I just found a cool

I just found a cool new web toy, one I think I’ll
have fun playing with all year. Watchthatpage.com
is a free service that tracks whether various websites that you want to monitor
have changed. So I spent part of the weekend (a larger part than I’d care to
admit) setting it up to track all the pages linked to on David Chalmers’s page
of people with online
papers in philosophy
. And I’ll report back here on any changes, and comment
on the changes that strike me as particularly interesting.

Three caveats before we go on. First, I removed
from the list any pages that have an onscreen counter, because I couldn’t be
bothered getting an email telling me that your website used to have 349
visitors total, and now has 350. There were only half a dozen or so of these,
because most people use Nedstat or
some similar service that counts in the background. Secondly, some people have
structured papers pages, so the front page doesn’t change when a new paper is
posted. I only set the system up to track one page per person, so some people
might miss out. Thirdly, I only installed the program to track the philosophy
pages, not the “Philosophical” individuals in Dave’s final three categories.
They may be added later.

Anyway, over the weekend four of those pages
changed. Three of the changes weren’t particularly interesting. Kelley Ross’s Proceedings of the Friesian School now has
an even longer and less coherent rant
about how terrible the rest of academia is at the top of its homepage. Rick Grush included some of
his old papers on his papers page. (This isn’t to say his papers aren’t interesting,
but the ‘new’ papers are all published, so for the purpose of this project,
which is to track fresh philosophy, they aren’t that relevant.) And Kirk Ludwig posted
his office hours for the semester. 9 to 11 on Monday morning, which means (a)
he’s more committed to getting to the office on time on Monday than I would be
if I lived in Florida and (b) he seems to not like students coming to his
office hours.

Which all reminds me of this quote from Brad
DeLong’s report on the AEA
.

It’s time for you
to tell your story of how Professor F______ was mistaken for a homeless person
by the crowd on a DC Metro subway car.” “My story? I have no such story. You’re
hallucinating again. It’s time for you to tell your story of how you found a
key book in the library not by looking in the stacks under its call number but
by thinking, ‘Who at this university would be reading this?’ and finding it by
looking in their library carrel…” “I prefer my story of how I showed up for
Professor S______’s office hours to find eight people and a ninety-minute
backlog in front of me, ducked into a nearby office, called him, apologized
that I wasn’t going to be able to make my appointment in person, and talked to
him for twenty minutes…

If you like conference stories, you really should
read that post, but then if you like academic blogs (and why wouldn’t you if
you’re here) you’re probably reading Brad’s blog everyday anyway.

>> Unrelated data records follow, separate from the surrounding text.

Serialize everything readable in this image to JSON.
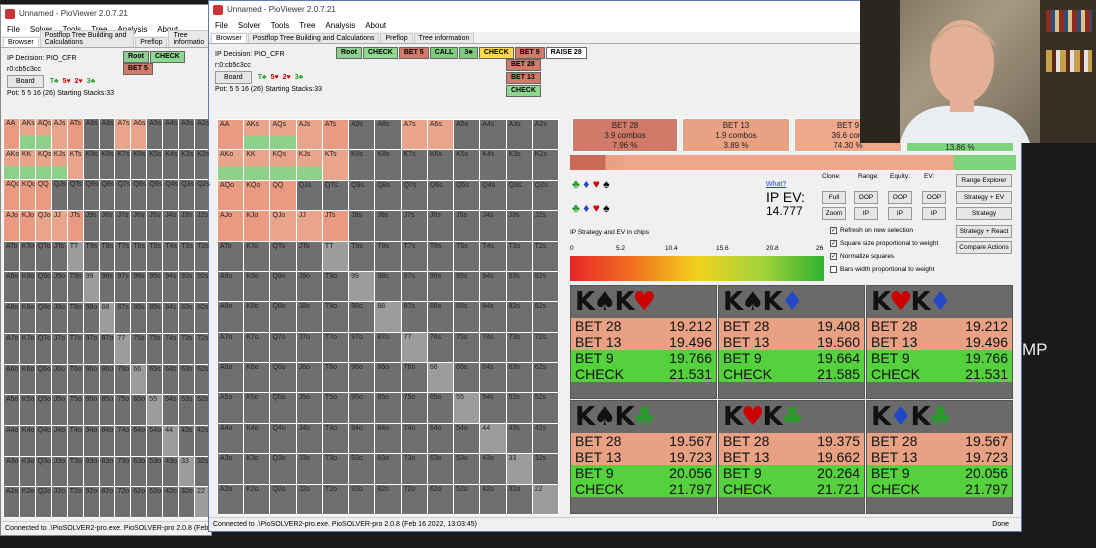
{
  "win1": {
    "title": "Unnamed - PioViewer 2.0.7.21",
    "menu": [
      "File",
      "Solver",
      "Tools",
      "Tree",
      "Analysis",
      "About"
    ],
    "tabs": [
      "Browser",
      "Postflop Tree Building and Calculations",
      "Preflop",
      "Tree informatio"
    ],
    "decision": "IP Decision:  PIO_CFR",
    "board_str": "r0:cb5c3cc",
    "board_btn": "Board",
    "suits": [
      "T♣",
      "5♥",
      "2♥",
      "3♣"
    ],
    "pot": "Pot: 5 5 16 (26) Starting Stacks:33",
    "chips": [
      "Root",
      "CHECK",
      "BET 5"
    ],
    "status": "Connected to .\\PioSOLVER2-pro.exe. PioSOLVER-pro 2.0.8 (Feb 16 202"
  },
  "win2": {
    "title": "Unnamed - PioViewer 2.0.7.21",
    "menu": [
      "File",
      "Solver",
      "Tools",
      "Tree",
      "Analysis",
      "About"
    ],
    "tabs": [
      "Browser",
      "Postflop Tree Building and Calculations",
      "Preflop",
      "Tree information"
    ],
    "decision": "IP Decision:  PIO_CFR",
    "board_str": "r:0:cb5c3cc",
    "board_btn": "Board",
    "suits": [
      "T♣",
      "5♥",
      "2♥",
      "3♣"
    ],
    "pot": "Pot: 5 5 16 (26) Starting Stacks:33",
    "chips": [
      "Root",
      "CHECK",
      "BET 5",
      "CALL",
      "3♣",
      "CHECK",
      "BET 9",
      "RAISE 28"
    ],
    "sub_chips": [
      "BET 28",
      "BET 13",
      "CHECK"
    ],
    "status": "Connected to .\\PioSOLVER2-pro.exe. PioSOLVER-pro 2.0.8 (Feb 16 2022, 13:03:45)",
    "done": "Done"
  },
  "ranks": [
    "A",
    "K",
    "Q",
    "J",
    "T",
    "9",
    "8",
    "7",
    "6",
    "5",
    "4",
    "3",
    "2"
  ],
  "panel": {
    "boxes": [
      {
        "label": "BET 28",
        "combos": "3.9 combos",
        "pct": "7.96 %"
      },
      {
        "label": "BET 13",
        "combos": "1.9 combos",
        "pct": "3.89 %"
      },
      {
        "label": "BET 9",
        "combos": "36.6 com",
        "pct": "74.30 %"
      },
      {
        "label": "",
        "combos": "",
        "pct": "13.86 %"
      }
    ],
    "what": "What?",
    "ev_label": "IP EV:",
    "ev_value": "14.777",
    "clone": "Clone:",
    "range": "Range:",
    "equity": "Equity:",
    "ev": "EV:",
    "btns": {
      "full": "Full",
      "zoom": "Zoom",
      "oop1": "OOP",
      "ip1": "IP",
      "oop2": "OOP",
      "ip2": "IP",
      "oop3": "OOP",
      "ip3": "IP",
      "range_explorer": "Range Explorer",
      "strategy_ev": "Strategy + EV",
      "strategy": "Strategy",
      "strategy_react": "Strategy + React",
      "compare": "Compare Actions"
    },
    "checks": [
      "Refresh on new selection",
      "Square size proportional to weight",
      "Normalize squares",
      "Bars width proportional to weight"
    ],
    "scale_title": "IP Strategy and EV in chips",
    "scale_ticks": [
      "0",
      "5.2",
      "10.4",
      "15.6",
      "20.8",
      "26"
    ]
  },
  "combos": [
    {
      "hand": "K♠K♥",
      "rows": [
        [
          "BET 28",
          "19.212"
        ],
        [
          "BET 13",
          "19.496"
        ],
        [
          "BET 9",
          "19.766"
        ],
        [
          "CHECK",
          "21.531"
        ]
      ]
    },
    {
      "hand": "K♠K♦",
      "rows": [
        [
          "BET 28",
          "19.408"
        ],
        [
          "BET 13",
          "19.560"
        ],
        [
          "BET 9",
          "19.664"
        ],
        [
          "CHECK",
          "21.585"
        ]
      ]
    },
    {
      "hand": "K♥K♦",
      "rows": [
        [
          "BET 28",
          "19.212"
        ],
        [
          "BET 13",
          "19.496"
        ],
        [
          "BET 9",
          "19.766"
        ],
        [
          "CHECK",
          "21.531"
        ]
      ]
    },
    {
      "hand": "K♠K♣",
      "rows": [
        [
          "BET 28",
          "19.567"
        ],
        [
          "BET 13",
          "19.723"
        ],
        [
          "BET 9",
          "20.056"
        ],
        [
          "CHECK",
          "21.797"
        ]
      ]
    },
    {
      "hand": "K♥K♣",
      "rows": [
        [
          "BET 28",
          "19.375"
        ],
        [
          "BET 13",
          "19.662"
        ],
        [
          "BET 9",
          "20.264"
        ],
        [
          "CHECK",
          "21.721"
        ]
      ]
    },
    {
      "hand": "K♦K♣",
      "rows": [
        [
          "BET 28",
          "19.567"
        ],
        [
          "BET 13",
          "19.723"
        ],
        [
          "BET 9",
          "20.056"
        ],
        [
          "CHECK",
          "21.797"
        ]
      ]
    }
  ],
  "side_text": "MP",
  "colors": {
    "bet": "#e9a184",
    "check": "#54d13c",
    "cell": "#6f6f6f"
  }
}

Anyhow, back to the major theme. The fourth page to
be updated was Adam Morton’s. And this was pretty interesting. Adam built a new
little page with three moral
hints
. The first two are worthwhile, but not particularly groundbreaking, (enthymematic)
arguments for vegetarianism and against capital punishments. The third was
quite fascinating. Morton starts by noting that in ancient times, slavery wasn’t
only accepted as being morally acceptable, it wasn’t widely thought that
slavery needed a moral defence. People were, as he puts it, complacent about
slavery. He then starts thinking what in the contemporary world might our
descendants think we are complacent about. And he thinks it’s national borders.

I suggest that it
is the institution of citizenship and borders, whereby one of the most basic
factors affecting people’s prospects in life is the location in which they are
born, and which they are nearly always incapable of changing.  It is as if we divided the world up into
castes and gave each a more or less favorable place to live, with walls between
the territories of the castes.

As Adam admits, he doesn’t have a fully worked out argument here,
but it is a very interesting thought for the day. Enough to make me grateful I
put all that time in tracking two-hundred odd webpages.

If you want to see the raw data from the tracker,
go to http://www.watchthatpage.com/watchChanges.jsp.
You’ll need to login. The username is brian_weatherson@brown.edu, and the
password is philosophy. Once you’re there you have the ability to
make all kinds of changes to how the tracker is set up, though of course I’d
appreciate it if you didn’t tinker too much, since it did take a bit of time to
get it to where it is. (The trust I show to my readers is touching, really.) One
exception: if you want to add the remaining sixty or so people from Dave’s links page
that I haven’t yet included, feel free to do so!